Carlos Saturnino, da Sonangol
Fotografia: Kindala Manuel | Edições Novembro

Em declarações prestadas à estação emissora na segunda-feira, Carlos Saturnino declarou que os dois campos que a companhia possui em Mossul, Iraque, estão em operação há pouco tempo, mas que a produção “vai aumentar muito rapidamente” depois de investimentos realizados para a reactivação.
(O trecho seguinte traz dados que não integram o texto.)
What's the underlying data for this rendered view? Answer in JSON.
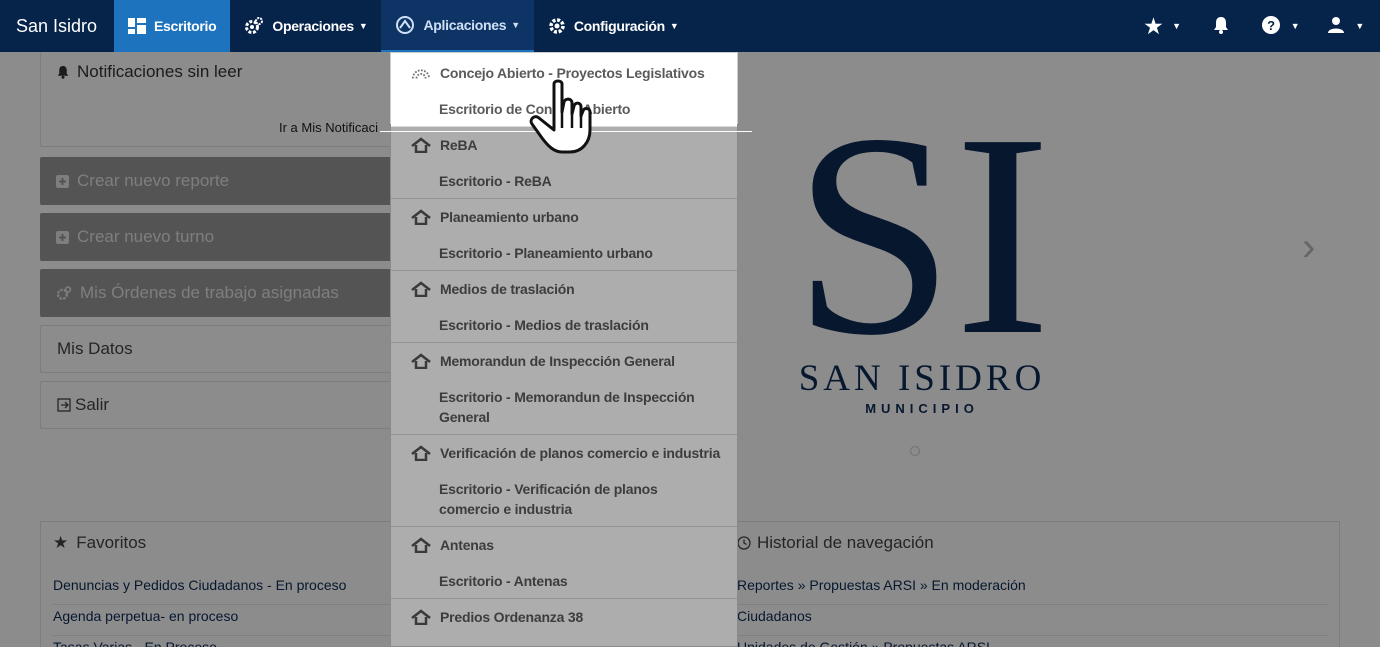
{
  "navbar": {
    "brand": "San Isidro",
    "items": [
      {
        "label": "Escritorio",
        "icon": "dashboard-icon"
      },
      {
        "label": "Operaciones",
        "icon": "gears-icon"
      },
      {
        "label": "Aplicaciones",
        "icon": "apps-icon"
      },
      {
        "label": "Configuración",
        "icon": "gear-icon"
      }
    ],
    "right_icons": [
      "star-icon",
      "bell-icon",
      "help-icon",
      "user-icon"
    ]
  },
  "notifications": {
    "title": "Notificaciones sin leer",
    "link": "Ir a Mis Notificaci"
  },
  "actions": [
    {
      "label": "Crear nuevo reporte",
      "icon": "plus-square-icon"
    },
    {
      "label": "Crear nuevo turno",
      "icon": "plus-square-icon"
    },
    {
      "label": "Mis Órdenes de trabajo asignadas",
      "icon": "gears-icon"
    }
  ],
  "boxes": [
    {
      "label": "Mis Datos"
    },
    {
      "label": "Salir",
      "icon": "sign-out-icon"
    }
  ],
  "carousel": {
    "logo_text": "SI",
    "logo_name": "SAN ISIDRO",
    "logo_sub": "MUNICIPIO"
  },
  "favoritos": {
    "title": "Favoritos",
    "items": [
      "Denuncias y Pedidos Ciudadanos - En proceso",
      "Agenda perpetua- en proceso",
      "Tasas Varias - En Proceso"
    ]
  },
  "historial": {
    "title": "Historial de navegación",
    "items": [
      "Reportes » Propuestas ARSI » En moderación",
      "Ciudadanos",
      "Unidades de Gestión » Propuestas ARSI"
    ]
  },
  "dropdown": {
    "sections": [
      {
        "header": "Concejo Abierto - Proyectos Legislativos",
        "sub": "Escritorio de Concejo Abierto",
        "icon": "dome-icon"
      },
      {
        "header": "ReBA",
        "sub": "Escritorio - ReBA",
        "icon": "home-icon"
      },
      {
        "header": "Planeamiento urbano",
        "sub": "Escritorio - Planeamiento urbano",
        "icon": "home-icon"
      },
      {
        "header": "Medios de traslación",
        "sub": "Escritorio - Medios de traslación",
        "icon": "home-icon"
      },
      {
        "header": "Memorandun de Inspección General",
        "sub": "Escritorio - Memorandun de Inspección General",
        "icon": "home-icon"
      },
      {
        "header": "Verificación de planos comercio e industria",
        "sub": "Escritorio - Verificación de planos comercio e industria",
        "icon": "home-icon"
      },
      {
        "header": "Antenas",
        "sub": "Escritorio - Antenas",
        "icon": "home-icon"
      },
      {
        "header": "Predios Ordenanza 38",
        "sub": "",
        "icon": "home-icon"
      }
    ]
  },
  "colors": {
    "navbar": "#06234a",
    "active": "#1e73be",
    "logo": "#0b2a55"
  }
}
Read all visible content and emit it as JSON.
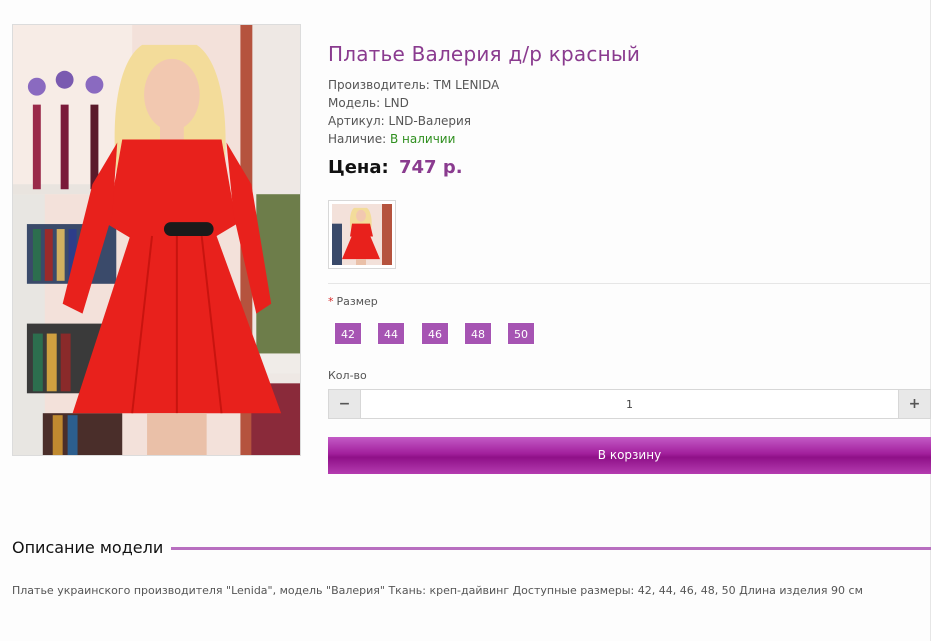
{
  "product": {
    "title": "Платье Валерия д/р красный",
    "specs": [
      {
        "label": "Производитель:",
        "value": "TM LENIDA"
      },
      {
        "label": "Модель:",
        "value": "LND"
      },
      {
        "label": "Артикул:",
        "value": "LND-Валерия"
      },
      {
        "label": "Наличие:",
        "value": "В наличии",
        "color": "#2f8f1f"
      }
    ],
    "price_label": "Цена:",
    "price_value": "747 р."
  },
  "options": {
    "size_required_mark": "*",
    "size_label": "Размер",
    "sizes": [
      "42",
      "44",
      "46",
      "48",
      "50"
    ],
    "qty_label": "Кол-во",
    "qty_value": "1",
    "qty_minus": "−",
    "qty_plus": "+"
  },
  "cart": {
    "button_label": "В корзину"
  },
  "description": {
    "heading": "Описание модели",
    "text": "Платье украинского производителя \"Lenida\", модель \"Валерия\" Ткань: креп-дайвинг Доступные размеры: 42, 44, 46, 48, 50 Длина изделия 90 см"
  },
  "colors": {
    "accent": "#8a3b8f",
    "size_button": "#a654b3",
    "in_stock": "#2f8f1f",
    "required": "#d62828",
    "cart_gradient_mid": "#8f1088"
  }
}
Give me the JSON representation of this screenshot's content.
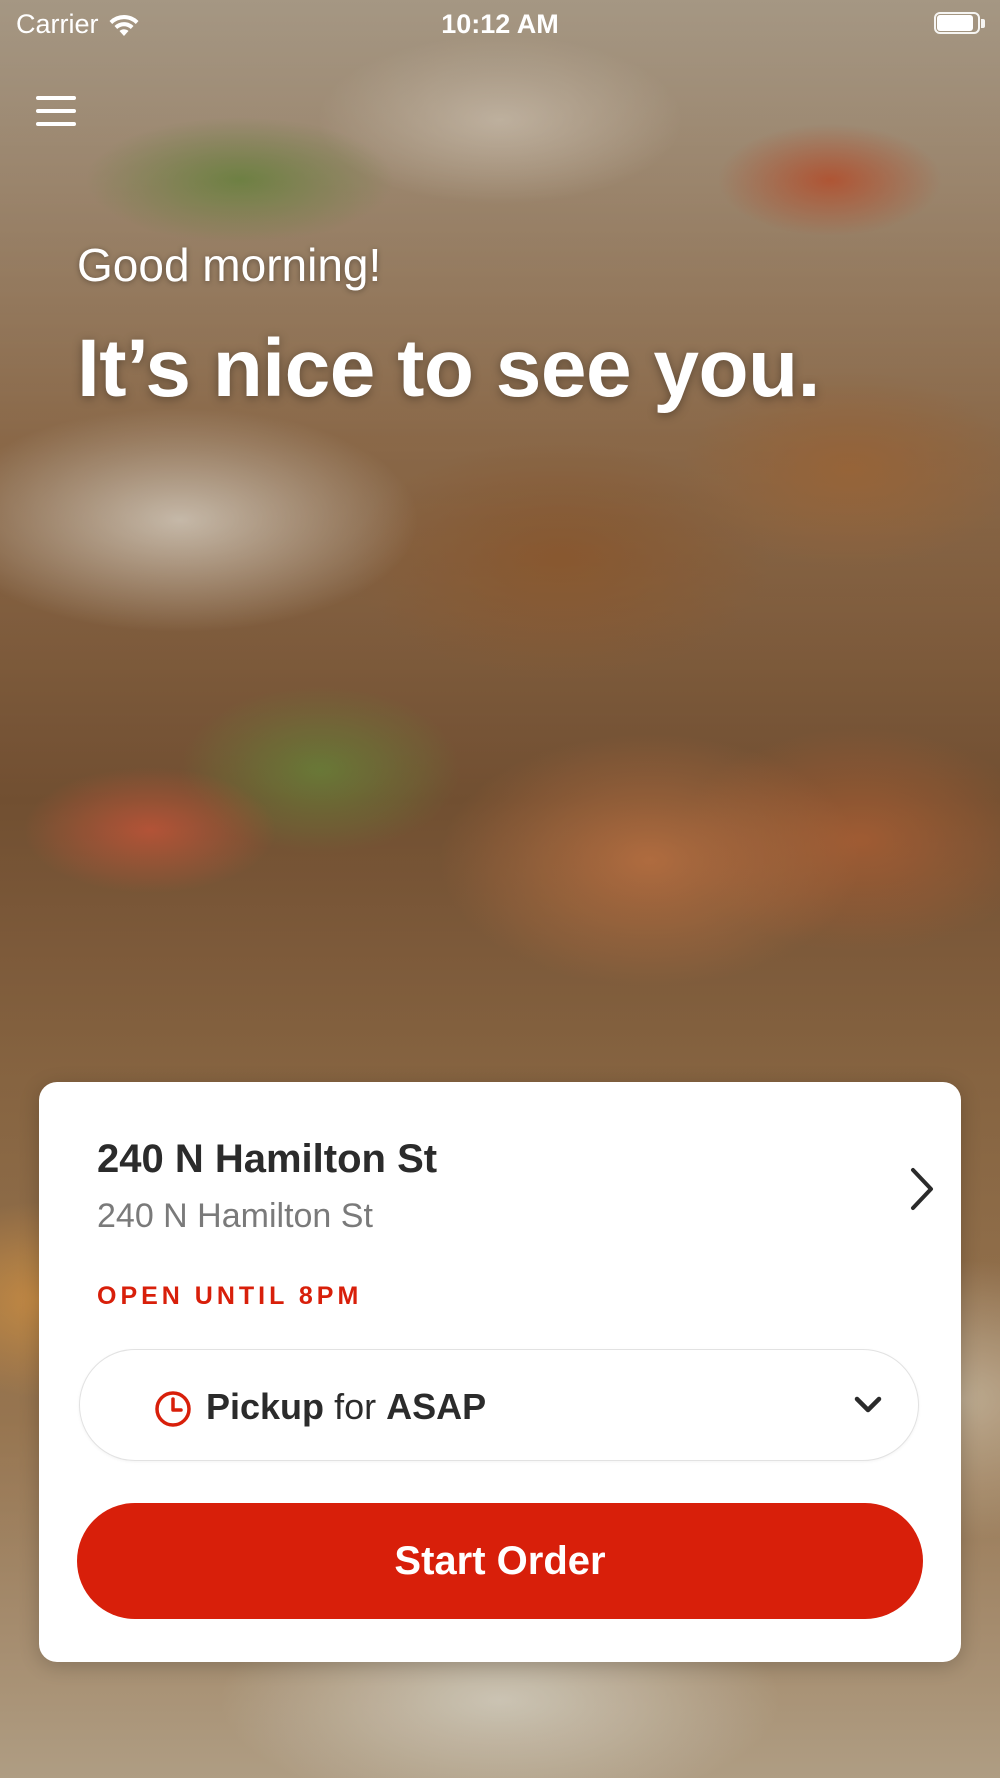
{
  "status_bar": {
    "carrier": "Carrier",
    "time": "10:12 AM"
  },
  "hero": {
    "greeting": "Good morning!",
    "headline": "It’s nice to see you."
  },
  "store": {
    "name": "240 N Hamilton St",
    "address": "240 N Hamilton St",
    "hours": "OPEN UNTIL 8PM"
  },
  "order_type": {
    "mode": "Pickup",
    "connector": "for",
    "time": "ASAP"
  },
  "actions": {
    "start_order": "Start Order"
  },
  "icons": {
    "menu": "hamburger-menu-icon",
    "wifi": "wifi-icon",
    "battery": "battery-icon",
    "store_chevron": "chevron-right-icon",
    "clock": "clock-icon",
    "dropdown": "chevron-down-icon"
  },
  "colors": {
    "accent": "#d81f0a",
    "text_primary": "#2b2b2b",
    "text_secondary": "#7a7a7a",
    "card_background": "#ffffff"
  }
}
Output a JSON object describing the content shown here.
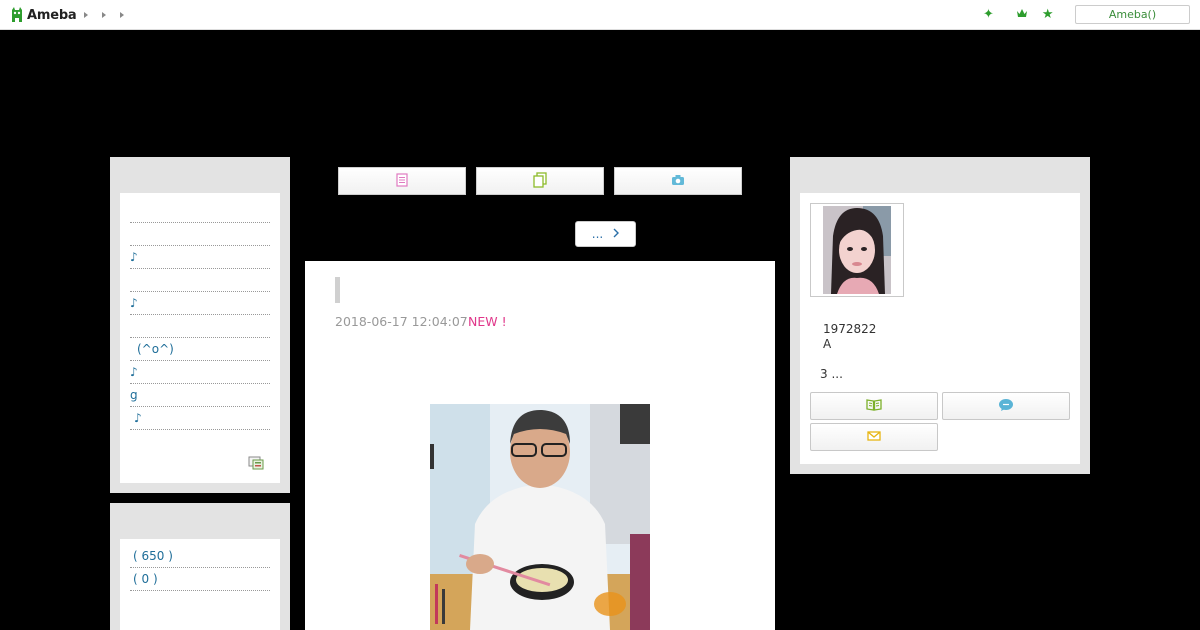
{
  "topbar": {
    "logo_text": "Ameba",
    "ameba_button": "Ameba()"
  },
  "left_sidebar": {
    "menu_items": [
      "",
      "",
      "♪",
      "",
      "♪",
      "",
      "(^o^)",
      "♪",
      "g",
      "♪"
    ],
    "counts": [
      "( 650 )",
      "( 0 )"
    ]
  },
  "nav": {
    "more_label": "..."
  },
  "article": {
    "date": "2018-06-17 12:04:07",
    "new_badge": "NEW !"
  },
  "profile": {
    "id_text": "1972822",
    "sub_text": "A",
    "more_text": "3 ..."
  },
  "colors": {
    "accent_green": "#2d9d2d",
    "link_blue": "#1f6e99",
    "new_pink": "#e0378a"
  }
}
Ao enunciar os investimentos, apontou a recuperação das infra-estruturas petrolíferas, instalações para acomodação dos técnicos, o recrutamento de pessoal e contratação de empresas de serviços.
“Há um investimento feito e ainda em curso”, declarou Carlos Saturnino, reafirmando as declarações prestadas numa conferência de imprensa em finais de Fevereiro, quando disse que a Sonangol relançou a sua actividade nos campos de Najmah e Qayarah, a sul da cidade de Mossul, sete anos depois de ter obtido as concessões por intermédio da sua subsidiária Sonangol Pesquisa e Produção, que detém uma participação de 75 por cento daqueles activos.
Nos dois meses anteriores, sublinhou Carlos Saturnino em Fevereiro, a companhia tinha feito elevados esforços para reassumir os campos que estavam em posse da concessionária nacional do Iraque, a North Oil Company (NOC).
As concessões foram obtidas pela Sonangol em 2010, mas a petrolífera angolana foi forçada a suspender a presença naquele país em 2012, devido à deterioração das condições de operação provocada pela guerra.
Na Venezuela, adiantou, as concessões em que a Sonangol está envolvida são operadas por uma associação em que, além da angolana, participam a Petróleos de Venezuela (PDVSA) e a Union Cuba-Petróleo (Cupet), que lidera o consórcio.
“É uma operação naturalmente afectada pelo ambiente económico e social que existe na Venezuela”, disse o presidente do Conselho de Administração da petrolífera angolana para ilustrar a evolução daquela parceria.
Anunciou um programa que levará a companhia a concentrar-se no “core-business” e em actividades de suporte às operações nesse domínio ou em projectos lucrativos.